"I am not able to run but I am able to write."
Translation:Níl mé ábalta rith ach táim ábalta scríobh.
Perhaps another possible alternative would be "Nílim in ann rith ach táim in ann scríobh"? I would be inclined to avoid overusing 'ábalta'.
Is it alright to contract one of the contractible words and not the other in the same sentence?
If by “contractible words” you‘d meant analytic forms vs. synthetic forms, then yes, it would be akin to combining “I’m not” with “I am” in an English sentence. If you’d meant something like m‘athair vs. mo athair, then no, the contracted form should always be used.
No, I mean nilim/nil me as one, and taim/ta me as the other. So I can use taim and nil me in the same sentence?
Why is the "Ní féidir liom..." version not allowed as another valid choice. Surely it means the same thing?
What "ní féidir liom..." version? If you got this sentence in a "Mark all correct" exercise, other people don't get the same sentences, and most people seeing your question will only have encountered this exercise as a regular translation exercise.

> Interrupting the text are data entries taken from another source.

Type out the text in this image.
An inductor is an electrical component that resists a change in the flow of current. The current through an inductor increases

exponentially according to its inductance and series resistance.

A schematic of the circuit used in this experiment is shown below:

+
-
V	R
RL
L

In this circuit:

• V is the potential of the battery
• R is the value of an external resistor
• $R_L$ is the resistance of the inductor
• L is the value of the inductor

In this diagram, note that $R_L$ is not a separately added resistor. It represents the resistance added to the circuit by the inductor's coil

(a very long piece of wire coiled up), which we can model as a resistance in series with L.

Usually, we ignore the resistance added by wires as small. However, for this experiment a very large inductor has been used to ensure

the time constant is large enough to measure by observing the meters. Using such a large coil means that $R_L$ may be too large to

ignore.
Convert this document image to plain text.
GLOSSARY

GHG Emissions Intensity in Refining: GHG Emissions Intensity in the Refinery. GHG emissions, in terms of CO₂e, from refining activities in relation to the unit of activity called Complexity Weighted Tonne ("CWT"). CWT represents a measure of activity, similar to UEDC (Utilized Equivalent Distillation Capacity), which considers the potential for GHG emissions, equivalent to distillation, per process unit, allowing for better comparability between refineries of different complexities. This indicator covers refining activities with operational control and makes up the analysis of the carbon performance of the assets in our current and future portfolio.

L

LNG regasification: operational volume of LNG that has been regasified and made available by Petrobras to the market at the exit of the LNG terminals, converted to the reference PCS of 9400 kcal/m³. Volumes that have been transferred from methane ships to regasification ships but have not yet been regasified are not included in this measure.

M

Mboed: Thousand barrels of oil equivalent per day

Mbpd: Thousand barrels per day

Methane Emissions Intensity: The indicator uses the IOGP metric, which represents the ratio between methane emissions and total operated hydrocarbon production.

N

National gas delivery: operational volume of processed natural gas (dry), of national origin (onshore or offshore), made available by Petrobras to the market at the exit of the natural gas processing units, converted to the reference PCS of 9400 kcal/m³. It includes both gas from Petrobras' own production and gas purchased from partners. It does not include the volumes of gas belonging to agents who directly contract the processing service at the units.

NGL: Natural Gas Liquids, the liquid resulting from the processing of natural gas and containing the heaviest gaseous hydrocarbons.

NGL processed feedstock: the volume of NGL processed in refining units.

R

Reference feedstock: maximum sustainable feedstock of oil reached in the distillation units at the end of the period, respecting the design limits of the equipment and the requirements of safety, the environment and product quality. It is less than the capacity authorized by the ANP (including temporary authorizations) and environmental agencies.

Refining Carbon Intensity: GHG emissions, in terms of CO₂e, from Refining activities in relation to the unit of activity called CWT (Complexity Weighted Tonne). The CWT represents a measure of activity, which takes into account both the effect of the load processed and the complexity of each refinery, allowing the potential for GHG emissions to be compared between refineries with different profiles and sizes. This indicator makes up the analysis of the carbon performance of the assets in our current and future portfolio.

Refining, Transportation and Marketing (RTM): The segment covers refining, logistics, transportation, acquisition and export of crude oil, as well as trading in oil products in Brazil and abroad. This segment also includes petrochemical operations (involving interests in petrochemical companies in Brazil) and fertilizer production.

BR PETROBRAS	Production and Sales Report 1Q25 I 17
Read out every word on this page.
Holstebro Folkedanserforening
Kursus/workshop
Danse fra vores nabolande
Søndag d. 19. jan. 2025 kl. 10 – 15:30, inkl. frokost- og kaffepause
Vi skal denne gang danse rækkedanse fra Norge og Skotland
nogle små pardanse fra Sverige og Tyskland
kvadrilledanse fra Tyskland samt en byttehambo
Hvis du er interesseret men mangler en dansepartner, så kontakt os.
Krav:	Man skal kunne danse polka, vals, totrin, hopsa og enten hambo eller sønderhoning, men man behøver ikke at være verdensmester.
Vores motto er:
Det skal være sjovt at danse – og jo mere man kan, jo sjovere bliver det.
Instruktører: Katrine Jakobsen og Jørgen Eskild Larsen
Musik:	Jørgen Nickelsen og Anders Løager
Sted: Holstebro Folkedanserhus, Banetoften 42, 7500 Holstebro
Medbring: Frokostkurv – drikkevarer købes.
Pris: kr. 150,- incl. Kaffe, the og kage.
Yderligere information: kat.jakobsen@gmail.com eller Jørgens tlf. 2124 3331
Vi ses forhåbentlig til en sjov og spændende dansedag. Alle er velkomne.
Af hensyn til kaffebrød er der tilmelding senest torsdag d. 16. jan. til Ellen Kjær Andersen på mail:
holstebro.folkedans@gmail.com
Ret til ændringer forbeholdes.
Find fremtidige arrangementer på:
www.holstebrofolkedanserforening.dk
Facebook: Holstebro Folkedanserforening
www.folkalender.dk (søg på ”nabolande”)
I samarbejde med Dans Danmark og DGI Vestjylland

Ní féidir liom means "I can't" in the sense of "it's not possible for me to", rather than "I'm not physically capable", so it's not really the right choice for this exercise.
>>If you got this sentence in a "Mark all correct" exercise...
Yes, I did.
>>Ní féidir liom means "I can't" in the sense of "it's not possible for me to", rather than "I'm not physically capable", so it's not really the right choice for this exercise.
Well, a few lessons further on, I've just had a "Tap the word pairs" where "féidir” was paired with "able" —so, a bit inconsistent.
Yes, Irish and English are two different languages, and you can't simply do word for word substitutions in many cases. That's not inconsistency, it's simply a reflection of the fact that translation between languages is not an exact science (otherwise we would have had machine translation a long time ago).
In English, "I can't" and "I'm not able to" are often interchangeable, so "I can't help you right now" and "I'm not able to help you right now" could both be translated as Ní féidir liom cabhrú anois díreach, but "I can't run" usually means "I'm not physically capable of running", and Ní féidir liom rith doesn't have that meaning. If Duolingo was only teaching you one of is féidir le, in ann and ábalta then you could simplify the exercises down to always use that one version, but you would lose out on the different shades of meaning that are involved.
For example, Obama's 2008 slogan "Yes We Can" is translated as Is Féidir Linn. Even in English, you could say that "Yes We Can" means the same thing as "we are able to", but it's immediately clear that you can't just swap one for the other, and Is Féidir Linn is a much more effective translation of the translation than Táimid in ann or Táimid ábalta.
I'm confused here because in this particular sentence, surely it's the same? It says "I can't run" which implies I'm not physically able to run rather than" I can't run right now. Yet it uses "ábalta" as the answer in both parts of this sentence
I don't understand your confusion. If you interpret "I can't write" as "I'm not capable of writing" (whether that's because your writing hand is in a cast, or because you never learned how to write), then Níl mé ábalta scríobh is a better translation.
The simplest interpretation of "I can't run but I can write" is best translated with Níl mé ábalta. But in other contexts, particularly aspirational ones, like "I can have ice-cream for dessert!", Is féidir liom is a more appropriate translation.